Charlotte is LOVING school. Her teachers have commented that her transition from homeschool to school has been nothing less than miraculous. She adores all her classes, is already known as a bit of a nerd and is educationally one of the strongest. I am so relieved! I did not ruin her by homeschooling her. She is able to hold her own educationally and socially. A pressure I didn’t know was there has lifted.

Thomas is also enjoying college. He just has nine months left. Last week, he and Gary went to visit NEXUS, a small Christian university. He wants to study a degree in Contemporary Worship and Live Sound. He loved everything about it. It was a small home-from-home family orientated campus, and the man he went round with made it very clear that he would welcome an application from Thomas. It feels good to know Thomas has plans for his future which are exciting to him.

The littles are also doing well, although we are still only doing the work books each day. But they are learning, are happy and they always have the afternoons off which makes them very joyful indeed! I think we will probably continue on this path until half term and then begin back with all the optional extras which makes our homeschool such fun.

As I feel more and more myself, I will start writing here more often. The break has been a necessary one, but one which is slowly coming to an end. I hope you are all enjoying the new homeschool year, and that God blesses you all greatly over the next twelve months and beyond!

8 comments

  1. I still have not yet learned to not be scared of the tumultuous times.
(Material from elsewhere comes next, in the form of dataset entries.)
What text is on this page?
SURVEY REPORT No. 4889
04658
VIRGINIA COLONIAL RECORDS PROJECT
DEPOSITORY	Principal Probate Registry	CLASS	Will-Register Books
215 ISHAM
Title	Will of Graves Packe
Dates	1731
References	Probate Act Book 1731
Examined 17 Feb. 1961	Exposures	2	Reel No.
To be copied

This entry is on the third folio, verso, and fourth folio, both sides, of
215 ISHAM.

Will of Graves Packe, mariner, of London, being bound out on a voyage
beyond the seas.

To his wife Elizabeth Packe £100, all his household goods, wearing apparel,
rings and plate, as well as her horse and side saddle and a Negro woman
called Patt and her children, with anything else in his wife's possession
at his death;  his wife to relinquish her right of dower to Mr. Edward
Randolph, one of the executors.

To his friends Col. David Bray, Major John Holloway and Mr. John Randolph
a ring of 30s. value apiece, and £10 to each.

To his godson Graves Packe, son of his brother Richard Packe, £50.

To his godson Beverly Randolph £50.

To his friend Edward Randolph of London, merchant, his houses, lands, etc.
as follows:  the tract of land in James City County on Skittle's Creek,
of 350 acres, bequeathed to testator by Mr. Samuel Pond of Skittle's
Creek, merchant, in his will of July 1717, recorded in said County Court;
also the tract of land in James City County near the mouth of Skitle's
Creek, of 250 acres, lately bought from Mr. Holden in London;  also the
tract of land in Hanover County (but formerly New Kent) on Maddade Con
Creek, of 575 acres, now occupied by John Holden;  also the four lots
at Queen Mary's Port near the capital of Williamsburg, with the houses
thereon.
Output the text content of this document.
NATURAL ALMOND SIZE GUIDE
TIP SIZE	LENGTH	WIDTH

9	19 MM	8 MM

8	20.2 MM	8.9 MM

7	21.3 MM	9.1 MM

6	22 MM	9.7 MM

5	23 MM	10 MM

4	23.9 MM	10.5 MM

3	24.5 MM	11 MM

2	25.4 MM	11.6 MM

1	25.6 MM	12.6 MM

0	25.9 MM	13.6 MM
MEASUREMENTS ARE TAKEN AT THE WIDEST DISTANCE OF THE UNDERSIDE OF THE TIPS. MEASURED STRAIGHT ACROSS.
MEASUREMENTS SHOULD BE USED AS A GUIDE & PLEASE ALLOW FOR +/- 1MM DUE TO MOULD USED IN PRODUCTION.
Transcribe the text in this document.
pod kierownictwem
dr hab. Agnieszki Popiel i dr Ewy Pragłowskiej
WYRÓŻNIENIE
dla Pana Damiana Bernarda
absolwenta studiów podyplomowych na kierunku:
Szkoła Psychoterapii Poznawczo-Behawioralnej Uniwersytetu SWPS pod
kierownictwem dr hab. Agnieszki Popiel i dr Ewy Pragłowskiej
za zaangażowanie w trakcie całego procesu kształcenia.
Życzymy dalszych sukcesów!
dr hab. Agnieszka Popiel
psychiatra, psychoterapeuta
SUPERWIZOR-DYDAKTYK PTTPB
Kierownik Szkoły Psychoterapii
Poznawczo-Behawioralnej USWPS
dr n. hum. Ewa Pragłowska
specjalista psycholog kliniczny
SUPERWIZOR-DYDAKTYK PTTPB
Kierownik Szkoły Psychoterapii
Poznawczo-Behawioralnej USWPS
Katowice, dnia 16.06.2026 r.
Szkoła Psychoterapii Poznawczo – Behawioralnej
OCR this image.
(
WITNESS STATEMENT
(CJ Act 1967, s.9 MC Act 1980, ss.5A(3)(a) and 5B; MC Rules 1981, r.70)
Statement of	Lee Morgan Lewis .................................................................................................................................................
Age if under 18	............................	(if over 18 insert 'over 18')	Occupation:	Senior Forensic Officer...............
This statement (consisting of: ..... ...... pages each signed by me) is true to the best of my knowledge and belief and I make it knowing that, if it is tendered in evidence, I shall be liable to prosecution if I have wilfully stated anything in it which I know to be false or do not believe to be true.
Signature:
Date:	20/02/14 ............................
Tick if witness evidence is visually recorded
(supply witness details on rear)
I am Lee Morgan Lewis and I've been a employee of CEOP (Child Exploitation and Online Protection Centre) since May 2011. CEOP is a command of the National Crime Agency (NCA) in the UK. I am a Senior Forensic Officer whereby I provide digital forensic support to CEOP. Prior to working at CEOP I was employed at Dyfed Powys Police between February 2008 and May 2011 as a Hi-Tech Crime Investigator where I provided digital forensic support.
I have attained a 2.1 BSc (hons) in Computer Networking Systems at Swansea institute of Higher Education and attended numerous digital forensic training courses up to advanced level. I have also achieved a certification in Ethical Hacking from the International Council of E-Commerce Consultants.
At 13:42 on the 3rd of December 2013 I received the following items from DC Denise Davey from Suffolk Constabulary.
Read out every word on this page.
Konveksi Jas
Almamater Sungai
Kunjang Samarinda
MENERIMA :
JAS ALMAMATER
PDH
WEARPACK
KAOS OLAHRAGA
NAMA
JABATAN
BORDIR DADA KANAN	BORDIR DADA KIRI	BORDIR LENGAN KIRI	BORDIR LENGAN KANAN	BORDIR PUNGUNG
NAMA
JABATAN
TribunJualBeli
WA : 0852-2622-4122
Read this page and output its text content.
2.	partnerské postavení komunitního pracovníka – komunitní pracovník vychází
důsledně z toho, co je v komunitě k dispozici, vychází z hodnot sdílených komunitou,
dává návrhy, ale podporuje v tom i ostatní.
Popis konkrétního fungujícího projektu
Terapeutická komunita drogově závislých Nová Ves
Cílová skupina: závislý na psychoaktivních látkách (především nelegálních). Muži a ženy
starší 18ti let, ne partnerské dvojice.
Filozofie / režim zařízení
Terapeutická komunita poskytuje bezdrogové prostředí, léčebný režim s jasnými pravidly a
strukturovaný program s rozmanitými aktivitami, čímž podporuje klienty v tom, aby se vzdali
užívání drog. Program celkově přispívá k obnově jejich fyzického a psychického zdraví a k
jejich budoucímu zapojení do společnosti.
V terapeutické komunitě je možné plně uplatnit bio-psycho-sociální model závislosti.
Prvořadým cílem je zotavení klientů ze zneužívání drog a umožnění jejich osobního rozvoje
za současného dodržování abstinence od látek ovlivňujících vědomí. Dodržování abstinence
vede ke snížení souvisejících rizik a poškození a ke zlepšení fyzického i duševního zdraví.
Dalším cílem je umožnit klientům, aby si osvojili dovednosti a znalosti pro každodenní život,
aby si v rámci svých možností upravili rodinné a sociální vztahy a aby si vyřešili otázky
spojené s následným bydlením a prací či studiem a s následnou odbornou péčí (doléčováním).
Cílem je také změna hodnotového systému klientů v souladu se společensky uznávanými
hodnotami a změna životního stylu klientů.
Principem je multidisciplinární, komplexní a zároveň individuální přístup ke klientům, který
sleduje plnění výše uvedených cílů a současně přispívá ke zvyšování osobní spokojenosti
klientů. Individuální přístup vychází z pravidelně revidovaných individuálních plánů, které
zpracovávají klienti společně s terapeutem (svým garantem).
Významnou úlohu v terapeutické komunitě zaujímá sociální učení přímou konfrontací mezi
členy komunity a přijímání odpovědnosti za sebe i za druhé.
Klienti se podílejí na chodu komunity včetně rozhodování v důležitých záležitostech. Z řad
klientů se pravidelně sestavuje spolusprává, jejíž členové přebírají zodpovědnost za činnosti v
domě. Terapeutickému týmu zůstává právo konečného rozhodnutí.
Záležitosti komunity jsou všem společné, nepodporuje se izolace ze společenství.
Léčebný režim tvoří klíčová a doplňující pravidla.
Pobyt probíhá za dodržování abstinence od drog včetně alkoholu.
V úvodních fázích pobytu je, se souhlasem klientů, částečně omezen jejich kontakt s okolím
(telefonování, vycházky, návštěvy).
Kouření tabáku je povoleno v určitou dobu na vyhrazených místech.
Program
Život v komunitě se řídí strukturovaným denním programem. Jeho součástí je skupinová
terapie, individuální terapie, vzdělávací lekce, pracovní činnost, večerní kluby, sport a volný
I feel like we are struggling this fall and I am so full of fear it’s almost debilitating. I am finding this post so helpful; I know better times will prevail. We will be closer for having gone through this together and together we will get through it all.

    1. I’m so sorry you are also going through trying times. It seems to be a given when parenting teens. Take a deep breath and ride the storm. The rain WILL stop and a beautiful rainbow will be there to remind you of better times to come.

    1. Thank you. I don’t feel amazing at all… more like someone drowning in a huge puddle of water! But throughout this all, I know that this is the life God has called me to and He would not give me anything I could not handle. But this parenting lark is anything but easy!

  2. Hi Claire 🙂 We too have been going through an (altogether different) extremely difficult time with one of our family members this year, so I can relate to the added stress that the exams brought! Your post is full of encouragement and hope for the future- thank you!